Em pacientes com doença mais avançada e prognóstico ruim, o esquema BEACOPP (bleomicina, etoposídeo, adriamicina, ciclofosfamida, vincristina – cujo nome comercial é Oncovin® –, procarbazina e prednisona) é opção. Outro esquema quimioterápico recentemente estudado é o Stanford V, que utiliza vimblastina, vincristina, adriamicina, prednisona, bleomicina, etoposídeo e mecloretamina. Pacientes com recidiva precoce (menos de 12 meses após o tratamento), segunda recidiva após tratamento convencional para primeira recidiva ou recidiva sistêmica indicando comportamento biológico agressivo do tumor fazem considerar a possibilidade da realização de transplante de medula óssea.

No subtipo histológico de predominância linfocítica, se for encontrado apenas cadeias cervicais isoladas (estádio I-IIA), pode-se optar por radioterapia apenas de campo envolvido.

 

TÓPICOS IMPORTANTES

          Os linfomas de Hodgkin representam cerca de 30% dos linfomas.

          Caracteristicamente apresentam disseminação por contiguidade, com disseminação difusa apenas em estágios avançados.

          O linfoma de Hodgkin é um subgrupo de linfomas que costuma acometer principalmente jovens e idosos; caracteriza-se pela presença da célula maligna de Reed-Sternberg na biópsia linfonodal.

          A classificação da OMS divide os pacientes em linfoma clássico (divididos em subtipos como esclerose nodular, celularidade mista, rico em linfócitos e depleção linfocítica) e pacientes com predominância linfocítica nodular.

          Linfonodomegalia assintomática é a apresentação em cerca de 70% dos pacientes.

          A segunda forma mais comum de apresentação é na forma de massa mediatinal.

          Os sítios mais comuns de linfonodomegalia são o pescoço e o mediastino. Podem ter sintomas sistêmicos associados. O LH costuma surgir em um único linfonodo e disseminar-se de modo contíguo para linfonodos adjacentes.

          Presença de linfocitose e leuccocitose implicam pior prognóstico.

          Hipercalcemia pode ocorrer devido à hiperprodução de calcitriol.

          O diagnóstico é feito pela biópsia linfonodal, e o estadiamento por meio de exames de imagem (tomografia, cintilografia).

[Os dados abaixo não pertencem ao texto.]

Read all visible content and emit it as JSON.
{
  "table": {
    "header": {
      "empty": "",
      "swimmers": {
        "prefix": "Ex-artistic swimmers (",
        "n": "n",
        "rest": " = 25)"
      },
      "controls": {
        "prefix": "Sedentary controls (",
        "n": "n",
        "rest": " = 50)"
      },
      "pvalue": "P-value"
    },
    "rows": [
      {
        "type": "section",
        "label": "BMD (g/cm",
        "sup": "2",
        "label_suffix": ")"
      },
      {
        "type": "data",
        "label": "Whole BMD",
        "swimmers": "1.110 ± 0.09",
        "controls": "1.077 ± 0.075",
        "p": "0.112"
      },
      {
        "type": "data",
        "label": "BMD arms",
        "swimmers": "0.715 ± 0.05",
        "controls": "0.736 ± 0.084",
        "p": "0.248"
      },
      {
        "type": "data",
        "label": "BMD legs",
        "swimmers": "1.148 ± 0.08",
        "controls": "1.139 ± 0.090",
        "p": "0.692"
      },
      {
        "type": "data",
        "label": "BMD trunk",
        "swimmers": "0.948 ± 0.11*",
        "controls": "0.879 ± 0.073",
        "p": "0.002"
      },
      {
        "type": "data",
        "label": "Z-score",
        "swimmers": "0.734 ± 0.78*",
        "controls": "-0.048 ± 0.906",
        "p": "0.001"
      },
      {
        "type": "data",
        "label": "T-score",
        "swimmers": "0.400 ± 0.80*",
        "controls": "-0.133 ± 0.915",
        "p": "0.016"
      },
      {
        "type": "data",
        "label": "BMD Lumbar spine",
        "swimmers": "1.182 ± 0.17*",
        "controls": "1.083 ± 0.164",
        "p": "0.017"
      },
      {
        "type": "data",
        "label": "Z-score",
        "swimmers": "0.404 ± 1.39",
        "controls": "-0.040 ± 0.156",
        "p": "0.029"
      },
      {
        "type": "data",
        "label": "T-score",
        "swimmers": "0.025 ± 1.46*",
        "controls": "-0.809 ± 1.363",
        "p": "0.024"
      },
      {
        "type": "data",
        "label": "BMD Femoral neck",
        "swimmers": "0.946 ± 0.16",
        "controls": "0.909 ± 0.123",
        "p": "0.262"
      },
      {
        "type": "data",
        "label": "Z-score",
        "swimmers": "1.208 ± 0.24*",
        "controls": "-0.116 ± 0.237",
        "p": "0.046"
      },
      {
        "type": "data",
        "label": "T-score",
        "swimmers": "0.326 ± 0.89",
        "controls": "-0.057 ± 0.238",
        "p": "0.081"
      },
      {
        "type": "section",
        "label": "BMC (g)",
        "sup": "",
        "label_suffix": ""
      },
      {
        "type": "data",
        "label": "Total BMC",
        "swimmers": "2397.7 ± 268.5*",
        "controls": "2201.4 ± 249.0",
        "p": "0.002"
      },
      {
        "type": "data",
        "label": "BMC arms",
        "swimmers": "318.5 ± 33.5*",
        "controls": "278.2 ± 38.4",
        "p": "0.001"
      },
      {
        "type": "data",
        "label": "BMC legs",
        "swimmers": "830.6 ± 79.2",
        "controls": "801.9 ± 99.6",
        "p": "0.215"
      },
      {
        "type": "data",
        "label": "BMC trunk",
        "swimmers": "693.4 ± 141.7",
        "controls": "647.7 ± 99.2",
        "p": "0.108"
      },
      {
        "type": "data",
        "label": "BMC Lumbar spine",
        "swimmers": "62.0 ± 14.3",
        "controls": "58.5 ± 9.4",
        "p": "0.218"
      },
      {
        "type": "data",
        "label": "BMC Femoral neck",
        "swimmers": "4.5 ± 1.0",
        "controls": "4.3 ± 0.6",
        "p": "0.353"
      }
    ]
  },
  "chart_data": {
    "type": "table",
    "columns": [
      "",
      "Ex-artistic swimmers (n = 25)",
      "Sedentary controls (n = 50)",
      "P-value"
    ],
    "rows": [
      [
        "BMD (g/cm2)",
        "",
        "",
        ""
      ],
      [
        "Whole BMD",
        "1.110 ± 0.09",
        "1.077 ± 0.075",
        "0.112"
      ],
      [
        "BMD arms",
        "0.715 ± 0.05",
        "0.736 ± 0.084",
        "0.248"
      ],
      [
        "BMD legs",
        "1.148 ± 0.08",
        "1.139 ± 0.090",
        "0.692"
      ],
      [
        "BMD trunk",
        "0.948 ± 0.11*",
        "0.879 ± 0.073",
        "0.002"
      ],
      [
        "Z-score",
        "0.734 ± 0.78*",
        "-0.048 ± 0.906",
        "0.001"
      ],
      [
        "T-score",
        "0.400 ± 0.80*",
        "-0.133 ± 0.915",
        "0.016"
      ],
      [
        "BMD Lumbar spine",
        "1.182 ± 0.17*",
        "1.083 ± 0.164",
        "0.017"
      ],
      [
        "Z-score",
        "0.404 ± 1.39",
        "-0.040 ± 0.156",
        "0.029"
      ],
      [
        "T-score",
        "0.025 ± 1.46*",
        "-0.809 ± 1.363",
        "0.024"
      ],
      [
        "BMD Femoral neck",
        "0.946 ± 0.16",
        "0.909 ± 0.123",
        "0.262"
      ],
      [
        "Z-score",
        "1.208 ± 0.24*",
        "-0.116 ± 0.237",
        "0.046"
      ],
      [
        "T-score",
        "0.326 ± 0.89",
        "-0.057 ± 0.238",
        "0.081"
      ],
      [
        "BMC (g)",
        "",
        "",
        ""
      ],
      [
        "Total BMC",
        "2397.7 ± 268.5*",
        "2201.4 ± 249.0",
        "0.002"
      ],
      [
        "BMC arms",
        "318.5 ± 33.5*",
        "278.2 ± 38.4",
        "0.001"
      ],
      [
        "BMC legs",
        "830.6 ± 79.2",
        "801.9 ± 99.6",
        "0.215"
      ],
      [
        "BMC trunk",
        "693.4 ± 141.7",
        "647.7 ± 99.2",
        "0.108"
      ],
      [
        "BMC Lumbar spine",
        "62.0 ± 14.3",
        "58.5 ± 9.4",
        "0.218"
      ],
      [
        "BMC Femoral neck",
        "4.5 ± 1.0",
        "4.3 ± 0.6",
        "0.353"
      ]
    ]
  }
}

Deve-se, então, estadiar o LH segundo o estadiamento de Ann Arbor.

          A presença de massa volumosa, sintomas sistêmicos e a idade são fatores que influenciam o prognóstico.

          O IP é um novo sistema prognóstico que consegue correlacionar-se com a sobrevida dos pacientes.

          O tratamento de LH envolve basicamente o uso de quimioterapia (p. ex., esquema ABVD), com radioterapia adjuvante em casos selecionados. Nos pacientes com doença avançada e com fatores prognósticos desfavoráveis, uma abordagem mais agressiva pode ser considerada. Os resultados obtidos costumam ser muito bons, especialmente nos estádios iniciais da doença.

          Quando há recorrência após a primeira linha de tratamento, o LH persiste sendo curável por meio de modalidades de quimioterapia de resgate seguida de transplante autólogo de medula.

 

ALGORITMO

Algoritmo 1: Manejo inicial de linfoma de Hodgkin clássico.

* Pacientes com estádio IIb em geral são tratados com 6 ciclos de ABVD. ** O esquema BEACOPP é mais efetivo nos pacientes de alto risco, no entanto é muito tóxico e só deve ser tentado em pacientes jovens (<60 anos) e com saúde geral perfeita; nos outros pacientes, o ABVD em 8 ciclos está bem indicado.